Maybe it’s because I was late to the Apple party. I didn’t get my first iPhone until 2011, when the iPhone 4S came out. I bought my first iPad in 2013, and I didn’t own a Mac until last year. Despite my numerous Apple products, I never owned more than two Apple products at a time, so I never considered myself invested in the Apple ecosystem. Google, on the other hand, has been my go-to for a lot of services for a very long time. It’s been working out pretty well for me so far, and since most services are offered on both Android and iOS I haven’t really needed to change. Well, except for the times I switched to Windows Phone.
In fact, lack of Google services is a big part of what ultimately kept me away from using Windows Phone/Windows 10 Mobile for more than a month or two at a time. Sure, there are workarounds to use third party apps most of the time, but the amount of effort it took to find a good workaround that worked well was moot point for a smartphone’s purpose. And then there were the times where there wasn’t a workaround at all. Of course, a glaring Google void in the Windows Phone ecosystem was only part of the problem; the other part was the barren app store. It’s a shame, really, as I’ve always considered the “bones” of Windows Phone/Windows 10 Mobile to be excellent, and with more love and care I do believe it could have stood a much better chance at competing with both iOS and Android.
As it stands, however, right now the best two options for most people ends up being iOS and Android, and while I’m generally dismayed about there no longer being a true viable third platform to choose from, I am grateful that both of these platforms feature nearly identical app store offerings, especially in regard to Google’s services.
It seems silly to peg whether I use iOS or not solely on the existence of Google services, but at this point I am so intertwined with Google’s ecosystem that having the apps available is a necessity for me. I use Google Drive daily. I’ve grown to prefer Google Assistant over Siri. I have better luck with Google Maps over Apple Maps. I have since moved from Apple Music to Google Play Music simply because I get more for the same amount of money with the inclusion of YouTube Red. I even prefer Duo to FaceTime these days as it’s simple to use and a lot of my family and friends hopped on board with it.
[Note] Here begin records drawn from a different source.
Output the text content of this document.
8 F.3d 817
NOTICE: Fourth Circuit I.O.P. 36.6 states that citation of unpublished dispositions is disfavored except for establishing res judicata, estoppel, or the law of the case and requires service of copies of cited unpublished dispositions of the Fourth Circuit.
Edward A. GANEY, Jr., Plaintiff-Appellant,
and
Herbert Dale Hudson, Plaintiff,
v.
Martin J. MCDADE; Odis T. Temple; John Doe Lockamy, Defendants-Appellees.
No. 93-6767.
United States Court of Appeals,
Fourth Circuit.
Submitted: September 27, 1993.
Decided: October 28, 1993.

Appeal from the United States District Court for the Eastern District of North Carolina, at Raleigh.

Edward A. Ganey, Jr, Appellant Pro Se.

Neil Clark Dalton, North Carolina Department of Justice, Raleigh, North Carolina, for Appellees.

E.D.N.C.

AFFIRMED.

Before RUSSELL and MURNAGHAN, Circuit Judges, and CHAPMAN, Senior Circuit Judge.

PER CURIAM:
But as much as I’m intertwined with Google’s services, I still have a soft spot in my heart for Apple’s hardware. As I’m faced with switching carriers and most likely phones, I find myself eyeballing the iPhone SE as I yearn for a smaller smartphone once more, and you just can’t get a small phone with great quality like the iPhone SE. I’m also a fan of iOS, so the fact that I can jump between Android and iOS as I please and be able to access the apps that I want either way is a pretty sweet deal for me.
Now if only Apple could allow Android to use iMessage, then I would be a super happy camper.
iOS users, what’s your take on the subject? Would you still use iOS if Google services weren’t available, or have you already distanced yourself from Google at this point?